Francie Stull also acquired a few Whippets from the Peruvian Kredoni Kennel. The first litter of the Silken Windhound came into the world in 1987. Its modern name was granted to the breed in 1988. It took several years of careful selective breeding to further perfect conformation and personality traits of this magnificent dog but as soon as in 1999 the International Silken Windhound Society was established. The process of its development was officially finished in 2000 with the closure of the studbook.

The Silken Windhound is first and foremost an outstanding hunting dog. While following the prey it goes by its eagle sight and its agile legs allow it to keep pace with the fastest animals. This dog can also become a good acquisition for a weekend hunter because it likes to live in a family environment.

The Silken Windhound is not recognized neither by the American Kennel Club (AKC) nor by the Fédération Cynologique Internationale (FCI), but the members of the International Silken Windhound Society are making steps towards its formal acceptance. The breed has already proved its all-around talents by performing with flying colours in conformation, racing and coursing trials. It also suits well for the role of a service dog. And its affectionate nature and equableness of mind appealed to those canine lovers who wanted to have their own little Borzoi.

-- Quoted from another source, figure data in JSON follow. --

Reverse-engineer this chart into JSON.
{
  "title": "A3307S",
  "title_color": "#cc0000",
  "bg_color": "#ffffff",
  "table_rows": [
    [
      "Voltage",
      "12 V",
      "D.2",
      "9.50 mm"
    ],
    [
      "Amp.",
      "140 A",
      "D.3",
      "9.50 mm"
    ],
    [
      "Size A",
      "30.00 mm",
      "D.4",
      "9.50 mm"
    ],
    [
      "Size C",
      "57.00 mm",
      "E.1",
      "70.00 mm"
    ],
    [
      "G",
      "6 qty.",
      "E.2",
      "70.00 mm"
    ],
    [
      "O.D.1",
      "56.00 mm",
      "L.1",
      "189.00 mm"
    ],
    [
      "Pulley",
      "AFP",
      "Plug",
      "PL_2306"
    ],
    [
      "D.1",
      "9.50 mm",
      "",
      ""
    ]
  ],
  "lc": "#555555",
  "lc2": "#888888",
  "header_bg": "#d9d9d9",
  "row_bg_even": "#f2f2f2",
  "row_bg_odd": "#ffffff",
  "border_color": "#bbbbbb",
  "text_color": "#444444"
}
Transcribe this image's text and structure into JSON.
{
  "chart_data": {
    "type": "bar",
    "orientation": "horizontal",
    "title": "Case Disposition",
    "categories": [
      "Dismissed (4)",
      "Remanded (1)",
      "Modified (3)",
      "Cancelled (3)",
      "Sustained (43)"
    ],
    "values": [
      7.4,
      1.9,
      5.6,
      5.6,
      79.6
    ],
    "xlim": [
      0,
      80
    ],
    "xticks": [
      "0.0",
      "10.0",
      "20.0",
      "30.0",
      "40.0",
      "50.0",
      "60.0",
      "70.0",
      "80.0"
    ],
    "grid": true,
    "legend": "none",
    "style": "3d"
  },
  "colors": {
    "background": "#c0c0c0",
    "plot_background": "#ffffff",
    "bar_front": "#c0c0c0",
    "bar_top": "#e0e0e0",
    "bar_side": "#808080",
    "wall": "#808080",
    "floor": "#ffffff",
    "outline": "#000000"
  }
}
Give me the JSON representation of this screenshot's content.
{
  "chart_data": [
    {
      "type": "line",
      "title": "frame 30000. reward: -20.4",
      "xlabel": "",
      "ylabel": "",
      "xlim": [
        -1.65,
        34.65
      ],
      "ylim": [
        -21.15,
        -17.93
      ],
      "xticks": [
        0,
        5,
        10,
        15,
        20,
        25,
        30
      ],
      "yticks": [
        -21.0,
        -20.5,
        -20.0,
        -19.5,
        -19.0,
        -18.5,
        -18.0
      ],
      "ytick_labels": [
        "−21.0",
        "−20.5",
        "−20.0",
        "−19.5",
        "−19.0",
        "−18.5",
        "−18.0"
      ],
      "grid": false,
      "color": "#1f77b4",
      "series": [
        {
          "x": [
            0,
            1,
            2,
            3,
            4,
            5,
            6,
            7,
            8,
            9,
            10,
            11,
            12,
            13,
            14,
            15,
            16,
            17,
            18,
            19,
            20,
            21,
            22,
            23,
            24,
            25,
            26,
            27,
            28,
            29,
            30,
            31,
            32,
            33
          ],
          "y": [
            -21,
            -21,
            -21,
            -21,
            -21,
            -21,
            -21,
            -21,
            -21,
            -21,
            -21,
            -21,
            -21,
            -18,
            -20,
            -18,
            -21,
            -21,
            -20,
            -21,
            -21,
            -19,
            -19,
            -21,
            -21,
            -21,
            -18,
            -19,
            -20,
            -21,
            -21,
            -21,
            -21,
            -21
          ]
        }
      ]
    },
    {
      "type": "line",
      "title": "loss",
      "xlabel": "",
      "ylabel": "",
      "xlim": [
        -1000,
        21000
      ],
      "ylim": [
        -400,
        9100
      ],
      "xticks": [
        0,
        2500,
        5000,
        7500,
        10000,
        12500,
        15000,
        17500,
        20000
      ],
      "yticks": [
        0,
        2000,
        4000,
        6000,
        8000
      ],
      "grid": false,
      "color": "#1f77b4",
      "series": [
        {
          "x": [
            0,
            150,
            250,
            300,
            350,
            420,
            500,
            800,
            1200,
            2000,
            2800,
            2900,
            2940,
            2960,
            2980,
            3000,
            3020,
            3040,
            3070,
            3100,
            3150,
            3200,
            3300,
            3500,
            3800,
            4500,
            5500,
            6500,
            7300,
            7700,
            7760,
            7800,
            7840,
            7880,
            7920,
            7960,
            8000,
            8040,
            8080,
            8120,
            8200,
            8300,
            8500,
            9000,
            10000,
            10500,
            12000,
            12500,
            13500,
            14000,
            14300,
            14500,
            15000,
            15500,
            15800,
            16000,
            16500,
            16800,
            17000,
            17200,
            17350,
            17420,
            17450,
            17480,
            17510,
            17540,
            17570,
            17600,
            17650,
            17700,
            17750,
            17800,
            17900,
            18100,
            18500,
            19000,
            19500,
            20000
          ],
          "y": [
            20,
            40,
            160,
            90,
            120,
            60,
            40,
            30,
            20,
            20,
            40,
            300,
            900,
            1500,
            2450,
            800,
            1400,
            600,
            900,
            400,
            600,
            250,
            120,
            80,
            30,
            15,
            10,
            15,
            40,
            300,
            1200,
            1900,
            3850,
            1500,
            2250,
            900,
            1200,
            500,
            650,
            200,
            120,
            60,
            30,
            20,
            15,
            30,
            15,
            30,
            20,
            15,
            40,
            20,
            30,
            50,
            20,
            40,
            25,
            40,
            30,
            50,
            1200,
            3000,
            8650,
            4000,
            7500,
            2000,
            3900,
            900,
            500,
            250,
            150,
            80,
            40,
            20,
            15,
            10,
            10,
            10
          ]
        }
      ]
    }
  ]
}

The Silken Windhound displays personality of an ultimate canine companion as it is a very pack-oriented breed and its human masters become for it a real pack. It enjoys all kinds of family activities and feels itself deeply depressed if left alone for too long. The dog is good with familiar kids who respect its right for the personal space. As with any breed, basic socialization is an obligatory requirement if you want to raise a well-mannered member of your family.

As a rule, the Silken Windhound behaves itself reservedly yet politely with house guests. The breed lacks human aggression and therefore won’t become the most effective guardian. It prefers to avoid direct confrontations and doesn’t exhibit sufficient interest in defending its territory. Some of its specimens will inform their owners about an unwelcome guest near the dwelling but most of these dogs make rather unreliable watchers.

The properly trained and socialized Silken Windhound gets on perfectly well with all types of its congeners. Moreover it will be immensely grateful to have a permanent canine playmate since this dog is full to the brim with inexhaustible energies. In spite of its high prey drive this breed is fairly friendly with those pets (including cats) with which it has been brought up since the puppyhood.

Health Problems

The most common problems for the breed include:

· Lotus syndrome (FADS).


The Silken Windhound needs moderate amount of grooming. Its semi-long and fine hair should be brush only two or three times a week with the help of a slicker brush in order to stay free of tangles and mats. Bathe your pet every two months and its coat will always look neat. The breed sheds averagely.

It’s also necessary to regularly trim the dog’s nails and clean its teeth at least on a weekly basis. Periodic examination and cleaning of the dog’s ears are good preventive measures against ear infections and irritation.


The training of the Silken Windhound is a trivial task. This dog is always eager to please its masters and makes a very bright learner. It’s worth to know that it’s quite independent in its actions so this dog should be trained with a firm yet gentle approach.

The Silken Windhound is also sensitive to the slightest display of harsh discipline and reacts positively only to positive reinforcement, which includes its favourite food. The breed is also endowed with a very competitive spirit and strong physique and usually succeeds in various kinds of canine sports.


The Silken Windhound is a vigorous and clever dog, which needs reasonable amount of physical and mental stimulation. Of course a snail-paced walk isn’t enough for this breed, as it must get a daily opportunity to frisk off-leash in a safely enclosed area. It’s also very hardy and can keep you company during a bicycle ride or morning jog.

At the same time this dog remains tranquil and relaxed at home as soon as its exercise need has been properly met. The lack of physical activity becomes the reason of such undesirable behavioural patterns as continuous barking and unmotivated aggression.